Cobalt Sulfide Nanowires Core Encapsulated by a N, S Codoped Graphitic Carbon Shell for Efficient Oxygen Reduction Reaction.

Abstract

Exploration of economical electrocatalysts for highly efficient and stable oxygen reduction reaction (ORR) is believed to be essential for diverse future renewable energy applications. Herein, cobalt sulfide nanowire core encapsulated in a N, S codoped graphitic carbon shell (CoS NWs@NSC) is successfully fabricated via the calcination of polydopamine-coated Co(CO3 )0.5 (OH)0.11 H2 O NWs with sulfur powder under argon atmosphere. The uniform encapsulation of CoS core by N, S codoped graphitic carbon shell favors the interaction of the core-shell structure for generating stable and numerous ORR active sites homogeneously dispersed throughout the materials. Meanwhile, the wire-like CoS NWs@NSC stacks to form 3D mesoporous conductive networks, which improves the mass and charge transport capability of catalyst.
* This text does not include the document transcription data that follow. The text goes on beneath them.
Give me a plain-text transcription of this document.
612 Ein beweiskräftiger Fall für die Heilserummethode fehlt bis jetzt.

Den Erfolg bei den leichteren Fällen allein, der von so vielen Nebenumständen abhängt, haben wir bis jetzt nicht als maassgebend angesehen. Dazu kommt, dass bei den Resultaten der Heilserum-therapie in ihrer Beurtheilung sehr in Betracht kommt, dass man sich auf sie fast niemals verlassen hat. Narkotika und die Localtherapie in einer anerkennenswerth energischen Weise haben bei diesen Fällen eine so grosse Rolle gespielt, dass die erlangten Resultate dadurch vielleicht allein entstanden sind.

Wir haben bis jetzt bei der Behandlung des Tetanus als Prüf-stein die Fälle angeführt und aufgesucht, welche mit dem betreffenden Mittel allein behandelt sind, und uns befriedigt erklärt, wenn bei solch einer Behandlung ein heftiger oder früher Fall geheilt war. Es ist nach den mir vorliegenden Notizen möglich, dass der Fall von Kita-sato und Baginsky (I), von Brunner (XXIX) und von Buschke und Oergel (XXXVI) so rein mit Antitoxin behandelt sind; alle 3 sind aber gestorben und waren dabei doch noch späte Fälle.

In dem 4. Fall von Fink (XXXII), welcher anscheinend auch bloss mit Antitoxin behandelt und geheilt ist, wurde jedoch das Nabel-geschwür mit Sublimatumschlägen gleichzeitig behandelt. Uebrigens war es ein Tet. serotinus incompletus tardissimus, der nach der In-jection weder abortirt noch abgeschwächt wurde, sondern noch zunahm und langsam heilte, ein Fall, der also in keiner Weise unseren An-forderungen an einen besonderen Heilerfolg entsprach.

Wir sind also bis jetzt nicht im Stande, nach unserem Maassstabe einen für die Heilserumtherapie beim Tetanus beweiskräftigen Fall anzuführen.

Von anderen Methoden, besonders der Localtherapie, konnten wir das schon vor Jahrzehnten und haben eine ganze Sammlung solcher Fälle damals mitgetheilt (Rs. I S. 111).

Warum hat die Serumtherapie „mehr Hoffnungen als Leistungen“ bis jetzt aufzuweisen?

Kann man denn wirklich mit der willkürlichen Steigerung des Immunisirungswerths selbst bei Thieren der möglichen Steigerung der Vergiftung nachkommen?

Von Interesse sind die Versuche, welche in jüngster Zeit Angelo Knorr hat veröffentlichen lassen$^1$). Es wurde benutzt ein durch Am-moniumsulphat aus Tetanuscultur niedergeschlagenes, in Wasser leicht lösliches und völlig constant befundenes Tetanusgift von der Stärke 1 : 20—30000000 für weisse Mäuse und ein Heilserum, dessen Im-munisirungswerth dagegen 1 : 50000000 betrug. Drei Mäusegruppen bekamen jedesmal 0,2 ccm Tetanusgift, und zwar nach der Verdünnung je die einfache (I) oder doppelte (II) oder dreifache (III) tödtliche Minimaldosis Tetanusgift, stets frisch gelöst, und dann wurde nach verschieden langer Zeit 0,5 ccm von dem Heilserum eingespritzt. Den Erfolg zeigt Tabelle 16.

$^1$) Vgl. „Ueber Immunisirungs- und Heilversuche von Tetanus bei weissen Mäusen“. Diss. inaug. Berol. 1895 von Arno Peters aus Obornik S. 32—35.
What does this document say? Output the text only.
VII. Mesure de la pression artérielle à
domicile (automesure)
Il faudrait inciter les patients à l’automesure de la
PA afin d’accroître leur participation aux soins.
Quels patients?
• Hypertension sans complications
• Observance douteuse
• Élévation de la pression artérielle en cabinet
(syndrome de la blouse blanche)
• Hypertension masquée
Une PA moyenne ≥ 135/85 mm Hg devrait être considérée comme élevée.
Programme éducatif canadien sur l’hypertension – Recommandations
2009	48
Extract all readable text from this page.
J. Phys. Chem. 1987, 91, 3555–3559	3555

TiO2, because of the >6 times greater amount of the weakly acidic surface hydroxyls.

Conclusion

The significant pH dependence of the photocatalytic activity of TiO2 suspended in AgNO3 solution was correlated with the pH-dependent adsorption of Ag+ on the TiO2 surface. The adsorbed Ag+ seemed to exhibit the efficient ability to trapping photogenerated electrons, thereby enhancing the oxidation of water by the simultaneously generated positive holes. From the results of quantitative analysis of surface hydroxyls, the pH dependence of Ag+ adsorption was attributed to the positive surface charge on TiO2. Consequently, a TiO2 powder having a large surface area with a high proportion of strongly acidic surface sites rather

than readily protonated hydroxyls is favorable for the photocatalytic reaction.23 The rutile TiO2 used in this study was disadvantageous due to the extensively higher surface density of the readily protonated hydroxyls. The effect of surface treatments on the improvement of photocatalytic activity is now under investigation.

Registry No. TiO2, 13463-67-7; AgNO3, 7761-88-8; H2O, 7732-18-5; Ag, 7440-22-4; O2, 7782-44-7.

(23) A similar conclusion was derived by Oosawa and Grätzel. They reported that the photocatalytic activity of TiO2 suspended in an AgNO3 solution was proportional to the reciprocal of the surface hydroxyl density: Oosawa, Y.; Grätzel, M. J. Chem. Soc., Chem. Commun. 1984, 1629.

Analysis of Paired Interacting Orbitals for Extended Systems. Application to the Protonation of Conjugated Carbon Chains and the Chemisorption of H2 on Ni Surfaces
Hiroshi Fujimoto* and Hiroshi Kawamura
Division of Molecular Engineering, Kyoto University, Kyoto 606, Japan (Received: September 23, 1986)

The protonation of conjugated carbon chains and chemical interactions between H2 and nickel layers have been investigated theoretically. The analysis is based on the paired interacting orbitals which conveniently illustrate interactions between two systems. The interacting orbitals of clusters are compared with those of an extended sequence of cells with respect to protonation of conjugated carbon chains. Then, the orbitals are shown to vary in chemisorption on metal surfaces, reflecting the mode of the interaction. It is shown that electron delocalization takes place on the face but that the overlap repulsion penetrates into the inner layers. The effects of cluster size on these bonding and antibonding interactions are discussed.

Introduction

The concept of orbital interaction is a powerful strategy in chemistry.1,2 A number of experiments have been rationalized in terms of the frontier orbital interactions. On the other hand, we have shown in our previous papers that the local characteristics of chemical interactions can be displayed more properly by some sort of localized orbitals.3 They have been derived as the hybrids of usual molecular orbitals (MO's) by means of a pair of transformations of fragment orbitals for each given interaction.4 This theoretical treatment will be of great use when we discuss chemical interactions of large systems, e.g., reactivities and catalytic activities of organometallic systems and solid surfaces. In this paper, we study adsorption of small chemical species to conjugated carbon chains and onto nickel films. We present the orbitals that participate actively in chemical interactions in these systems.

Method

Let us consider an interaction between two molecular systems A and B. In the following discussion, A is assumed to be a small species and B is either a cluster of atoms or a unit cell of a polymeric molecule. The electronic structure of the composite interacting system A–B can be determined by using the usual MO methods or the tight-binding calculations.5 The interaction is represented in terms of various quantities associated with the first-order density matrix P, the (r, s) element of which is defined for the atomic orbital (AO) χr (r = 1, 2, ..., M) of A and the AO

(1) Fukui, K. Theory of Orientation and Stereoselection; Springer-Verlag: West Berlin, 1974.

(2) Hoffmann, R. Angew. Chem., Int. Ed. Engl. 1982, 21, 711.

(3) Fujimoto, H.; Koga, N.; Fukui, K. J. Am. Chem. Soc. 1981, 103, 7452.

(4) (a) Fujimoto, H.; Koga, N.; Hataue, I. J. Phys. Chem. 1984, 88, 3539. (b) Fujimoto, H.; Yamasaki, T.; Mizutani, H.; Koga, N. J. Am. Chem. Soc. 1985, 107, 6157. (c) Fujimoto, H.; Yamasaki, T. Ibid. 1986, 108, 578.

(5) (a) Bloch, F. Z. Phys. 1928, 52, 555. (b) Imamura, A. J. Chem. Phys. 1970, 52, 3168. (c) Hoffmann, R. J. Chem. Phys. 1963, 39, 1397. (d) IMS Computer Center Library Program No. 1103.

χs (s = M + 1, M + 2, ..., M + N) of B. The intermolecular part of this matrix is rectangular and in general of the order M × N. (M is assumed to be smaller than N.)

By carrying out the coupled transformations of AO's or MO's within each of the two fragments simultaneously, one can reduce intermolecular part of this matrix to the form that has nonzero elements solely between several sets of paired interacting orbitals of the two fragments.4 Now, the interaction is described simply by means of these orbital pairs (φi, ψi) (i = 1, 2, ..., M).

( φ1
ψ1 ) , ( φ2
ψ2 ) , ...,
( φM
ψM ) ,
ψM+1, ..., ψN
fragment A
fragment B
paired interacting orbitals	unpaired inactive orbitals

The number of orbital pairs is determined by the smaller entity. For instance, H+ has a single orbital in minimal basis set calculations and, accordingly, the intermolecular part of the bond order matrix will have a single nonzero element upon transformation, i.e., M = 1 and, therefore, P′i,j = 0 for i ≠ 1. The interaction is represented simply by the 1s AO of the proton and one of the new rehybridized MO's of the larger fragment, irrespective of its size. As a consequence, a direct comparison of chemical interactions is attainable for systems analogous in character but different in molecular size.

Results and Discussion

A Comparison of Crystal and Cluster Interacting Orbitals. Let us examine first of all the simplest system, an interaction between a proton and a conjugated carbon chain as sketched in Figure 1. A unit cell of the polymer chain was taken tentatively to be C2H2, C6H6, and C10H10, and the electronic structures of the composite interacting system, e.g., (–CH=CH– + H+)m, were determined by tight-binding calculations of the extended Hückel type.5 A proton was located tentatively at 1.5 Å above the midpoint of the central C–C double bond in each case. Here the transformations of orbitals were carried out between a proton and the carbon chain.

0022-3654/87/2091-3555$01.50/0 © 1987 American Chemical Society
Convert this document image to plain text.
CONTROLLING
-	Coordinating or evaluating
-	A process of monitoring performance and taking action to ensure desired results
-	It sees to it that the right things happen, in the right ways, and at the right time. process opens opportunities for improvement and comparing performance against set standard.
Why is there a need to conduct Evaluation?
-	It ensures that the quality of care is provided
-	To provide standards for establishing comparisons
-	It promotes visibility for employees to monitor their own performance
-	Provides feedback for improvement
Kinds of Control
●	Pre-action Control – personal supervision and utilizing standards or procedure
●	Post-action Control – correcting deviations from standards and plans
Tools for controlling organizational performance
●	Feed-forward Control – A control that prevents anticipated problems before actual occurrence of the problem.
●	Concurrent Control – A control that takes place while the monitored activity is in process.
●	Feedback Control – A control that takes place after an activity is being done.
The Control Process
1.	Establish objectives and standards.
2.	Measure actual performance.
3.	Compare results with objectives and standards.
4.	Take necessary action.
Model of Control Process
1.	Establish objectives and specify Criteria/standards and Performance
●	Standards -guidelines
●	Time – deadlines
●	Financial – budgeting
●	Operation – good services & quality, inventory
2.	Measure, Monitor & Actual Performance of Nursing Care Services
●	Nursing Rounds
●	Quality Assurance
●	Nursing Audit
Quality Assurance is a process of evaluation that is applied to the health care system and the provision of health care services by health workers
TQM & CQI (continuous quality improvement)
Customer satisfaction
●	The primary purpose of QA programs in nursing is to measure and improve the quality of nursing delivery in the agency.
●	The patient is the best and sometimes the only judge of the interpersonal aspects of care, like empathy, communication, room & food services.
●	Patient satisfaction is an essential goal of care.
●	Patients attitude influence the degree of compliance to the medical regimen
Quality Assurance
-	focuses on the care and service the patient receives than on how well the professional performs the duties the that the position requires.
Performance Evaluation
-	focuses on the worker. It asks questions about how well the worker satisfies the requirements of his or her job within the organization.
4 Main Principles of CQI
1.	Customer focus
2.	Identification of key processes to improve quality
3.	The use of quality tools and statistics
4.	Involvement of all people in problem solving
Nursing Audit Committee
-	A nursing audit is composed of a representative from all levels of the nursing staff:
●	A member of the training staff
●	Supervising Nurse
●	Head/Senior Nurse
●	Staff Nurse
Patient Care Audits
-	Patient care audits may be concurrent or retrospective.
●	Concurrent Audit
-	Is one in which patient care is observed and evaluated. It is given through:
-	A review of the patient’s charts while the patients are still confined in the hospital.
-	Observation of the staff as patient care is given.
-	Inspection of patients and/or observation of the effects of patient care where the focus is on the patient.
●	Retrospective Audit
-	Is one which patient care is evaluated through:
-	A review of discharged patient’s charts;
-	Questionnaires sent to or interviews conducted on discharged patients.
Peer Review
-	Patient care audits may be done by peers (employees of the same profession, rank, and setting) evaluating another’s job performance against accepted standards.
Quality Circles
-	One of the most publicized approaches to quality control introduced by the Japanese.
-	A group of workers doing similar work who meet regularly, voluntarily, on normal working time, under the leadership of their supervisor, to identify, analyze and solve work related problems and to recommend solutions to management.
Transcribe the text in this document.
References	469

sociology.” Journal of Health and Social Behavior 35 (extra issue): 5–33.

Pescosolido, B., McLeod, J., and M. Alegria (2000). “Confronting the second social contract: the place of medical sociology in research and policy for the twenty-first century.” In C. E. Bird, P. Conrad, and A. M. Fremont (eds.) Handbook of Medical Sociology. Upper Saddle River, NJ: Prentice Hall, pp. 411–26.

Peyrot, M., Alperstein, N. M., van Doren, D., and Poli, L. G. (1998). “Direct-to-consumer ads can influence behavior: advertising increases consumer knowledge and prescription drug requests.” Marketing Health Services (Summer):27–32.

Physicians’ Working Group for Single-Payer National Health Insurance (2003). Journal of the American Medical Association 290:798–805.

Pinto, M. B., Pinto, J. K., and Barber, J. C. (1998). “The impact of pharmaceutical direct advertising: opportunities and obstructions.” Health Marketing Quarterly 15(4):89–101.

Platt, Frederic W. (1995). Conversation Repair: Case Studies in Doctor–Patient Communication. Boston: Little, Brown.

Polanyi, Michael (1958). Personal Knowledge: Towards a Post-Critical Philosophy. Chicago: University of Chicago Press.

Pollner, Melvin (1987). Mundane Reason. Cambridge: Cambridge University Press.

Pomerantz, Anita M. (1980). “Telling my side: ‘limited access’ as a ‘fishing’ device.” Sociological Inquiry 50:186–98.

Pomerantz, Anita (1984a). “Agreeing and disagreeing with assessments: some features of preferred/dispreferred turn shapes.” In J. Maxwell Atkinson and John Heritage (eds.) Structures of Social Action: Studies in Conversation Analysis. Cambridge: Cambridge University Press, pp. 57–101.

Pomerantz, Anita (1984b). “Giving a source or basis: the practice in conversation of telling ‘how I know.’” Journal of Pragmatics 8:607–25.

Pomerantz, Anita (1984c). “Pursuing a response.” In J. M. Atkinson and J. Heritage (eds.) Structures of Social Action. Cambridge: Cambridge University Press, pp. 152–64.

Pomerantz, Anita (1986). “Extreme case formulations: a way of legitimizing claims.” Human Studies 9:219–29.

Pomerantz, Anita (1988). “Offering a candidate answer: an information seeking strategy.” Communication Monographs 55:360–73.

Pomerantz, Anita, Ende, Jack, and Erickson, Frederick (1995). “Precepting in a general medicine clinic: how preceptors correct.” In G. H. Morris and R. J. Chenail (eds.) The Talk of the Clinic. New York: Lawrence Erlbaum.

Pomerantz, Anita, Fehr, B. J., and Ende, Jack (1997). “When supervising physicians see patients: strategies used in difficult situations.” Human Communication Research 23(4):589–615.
Accordingly, the resultant CoS NWs@NSC electrocatalysts possess excellent ORR activity through the four-electron pathway with superior stability and methanol tolerance over the Pt/C in 0.1 m KOH. This strategy can offer inspiration for designing and fabricating novel core-shell-structured nanomaterials with active sites derived from uniform morphology as potential electrocatalysts for various vital renewable energy devices.